Money conundrum in Zim, emerging inflationary pressures

Continued from last week

The monetary solution has been illusory for Zimbabwe since the country began to experience hyperinflation in the 2000s. A currency auction once was passed in 2004 and was marred by the “invisible hand” in determination. of the exchange rate. Money creation was another problem at the root of the country’s first currency auction.

The second currency auction is negatively influenced by currency settlement delays over a period of eight to nine weeks, which creates a window for economic agents to source foreign currency on the parallel market. The widening of the premium between official and parallel market exchange rates does not bode well for a country with low productivity and production levels.

The situation was aggravated by the referencing of prices at the parallel market exchange rate. Referencing prices to the parallel market exchange rate illustrates the fact that economic agents lack confidence in the mechanism for determining the exchange rate and in its stability.

About US $ 1.2 billion of FCA accounts should have been part of the foreign currency available to facilitate imports. However, the industry is reluctant to use these funds due to fears of volatile exchange rates and inflation.

Policy must address already seen because inflation expectations are fully anchored in the economy due to the agonizing hyperinflation experiences of the past. Economic agents feel that they have already experienced the current situation in terms of inflation and the erosion of the value of savings. The policy-making process has a lot to build trust.

Go forward

The currency of money is confidence.

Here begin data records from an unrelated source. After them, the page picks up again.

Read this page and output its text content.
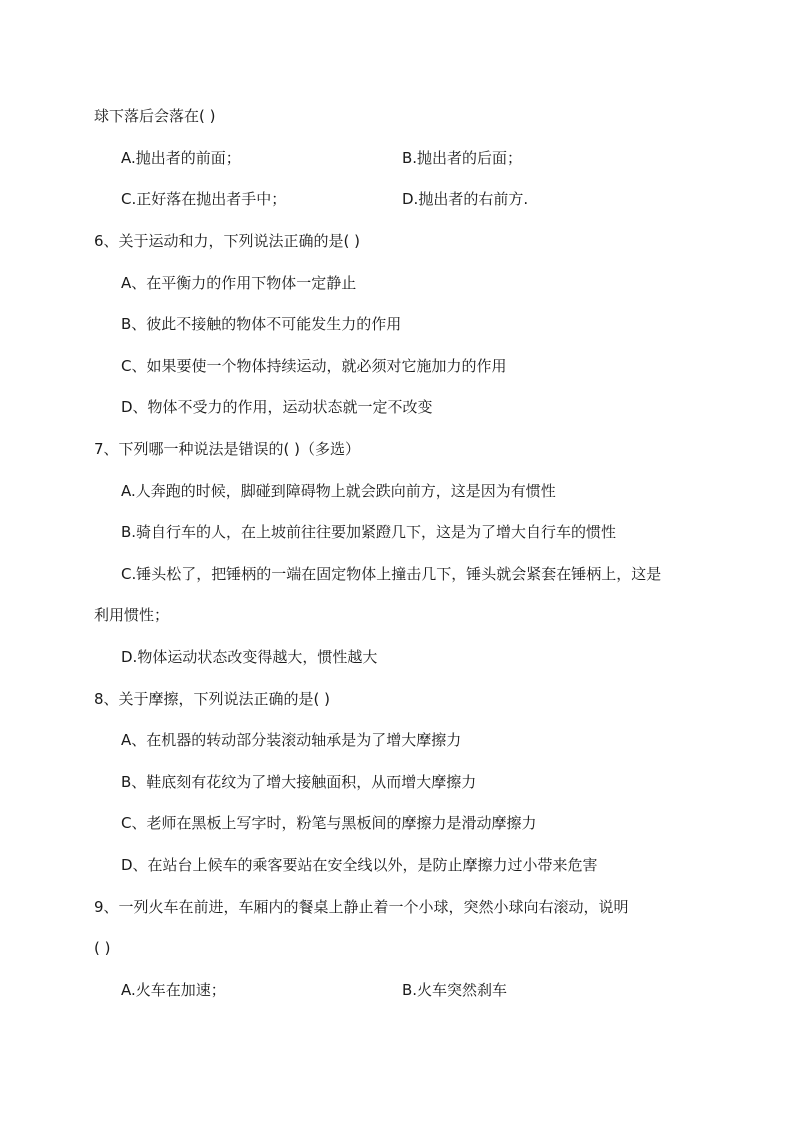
球下落后会落在( )
A.抛出者的前面；	B.抛出者的后面；
C.正好落在抛出者手中；	D.抛出者的右前方.
6、关于运动和力，下列说法正确的是( )
A、在平衡力的作用下物体一定静止
B、彼此不接触的物体不可能发生力的作用
C、如果要使一个物体持续运动，就必须对它施加力的作用
D、物体不受力的作用，运动状态就一定不改变
7、下列哪一种说法是错误的( )（多选）
A.人奔跑的时候，脚碰到障碍物上就会跌向前方，这是因为有惯性
B.骑自行车的人，在上坡前往往要加紧蹬几下，这是为了增大自行车的惯性
C.锤头松了，把锤柄的一端在固定物体上撞击几下，锤头就会紧套在锤柄上，这是
利用惯性；
D.物体运动状态改变得越大，惯性越大
8、关于摩擦，下列说法正确的是( )
A、在机器的转动部分装滚动轴承是为了增大摩擦力
B、鞋底刻有花纹为了增大接触面积，从而增大摩擦力
C、老师在黑板上写字时，粉笔与黑板间的摩擦力是滑动摩擦力
D、在站台上候车的乘客要站在安全线以外，是防止摩擦力过小带来危害
9、一列火车在前进，车厢内的餐桌上静止着一个小球，突然小球向右滚动，说明
( )
A.火车在加速；	B.火车突然刹车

Economic policy must cultivate a culture of confidence in the economy. The process of policy formulation and implementation should be free from policy inconsistencies, especially those that derail the macroeconomic stability that was being achieved in the economy, as evidenced by the deceleration of the rate. year-over-year inflation from 838% in July 2020 to 162% in May 2021. Month-on-month inflation rate also declined from 36% in July 2020 to single-digit inflation since August 2020.

Measures should be put in place to allow the efficient functioning of the currency auction system. Transparency and accountability in the currency auction can be improved by publishing available resources before the start of each auction. This should help build confidence in currency auctions.

Allowing the currency auction to play its price discovery role will improve the efficiency of the currency auction. This will ensure the efficiency of the allocation. In this way, the premium between the official market exchange rate and the parallel market exchange rate is reduced, thus reducing the opportunities for arbitrage in the economy.

In addition, prompt settlement of foreign exchange transactions through currency auction will starve the parallel market transaction premium, as economic agents rely more on the currency auction system. It will also ensure a unified exchange rate system for price benchmarking in the economy.

Money creation for public spending should be limited to statutory limits in order to support currency auctions. This will ensure that the exchange rate does not work due to an excessive injection of liquidity into the economy, especially at this stage when resources are needed for the supply of grain.

The policy formulation and implementation process should encourage production up the value chain, as articulated in successive national fiscal policies. This will ensure that products that the country can produce with a comparative advantage are produced locally, including sunflower for the production of edible oil and maize for the production of staple foods. The country should strive to locally produce raw materials for agro-processors as cereals including maize, rice and wheat contributed 11% of the import bill in the first half of 2020. The policy may particularly target dairy products, leather and oilseeds. cotton value chains.

The import of petroleum products accounted for 27% of total imports from January to June 2020. This means that in order to save foreign currency, the country must invest in technologies that produce alternative energy sources in order to save foreign currency .

Going forward, policymakers need to implement policies that generate foreign exchange through increased exports and save foreign exchange through import substitution.

Lack of business confidence to invest due to low returns on investment leads to capital flight and capital shortage as domestic and foreign investment decline. According to the UNCTAD World Investment Report 2020, foreign direct investment inflows to Zimbabwe have declined significantly to reach US $ 280 million in 2019, compared to US $ 745 million made before the crisis in 2018. This illustrates the need. to implement policies. that increase investments and grow the national product. Greening domestic production is also essential for sustainable national development.

Bandama is an economist and writes in a personal capacity.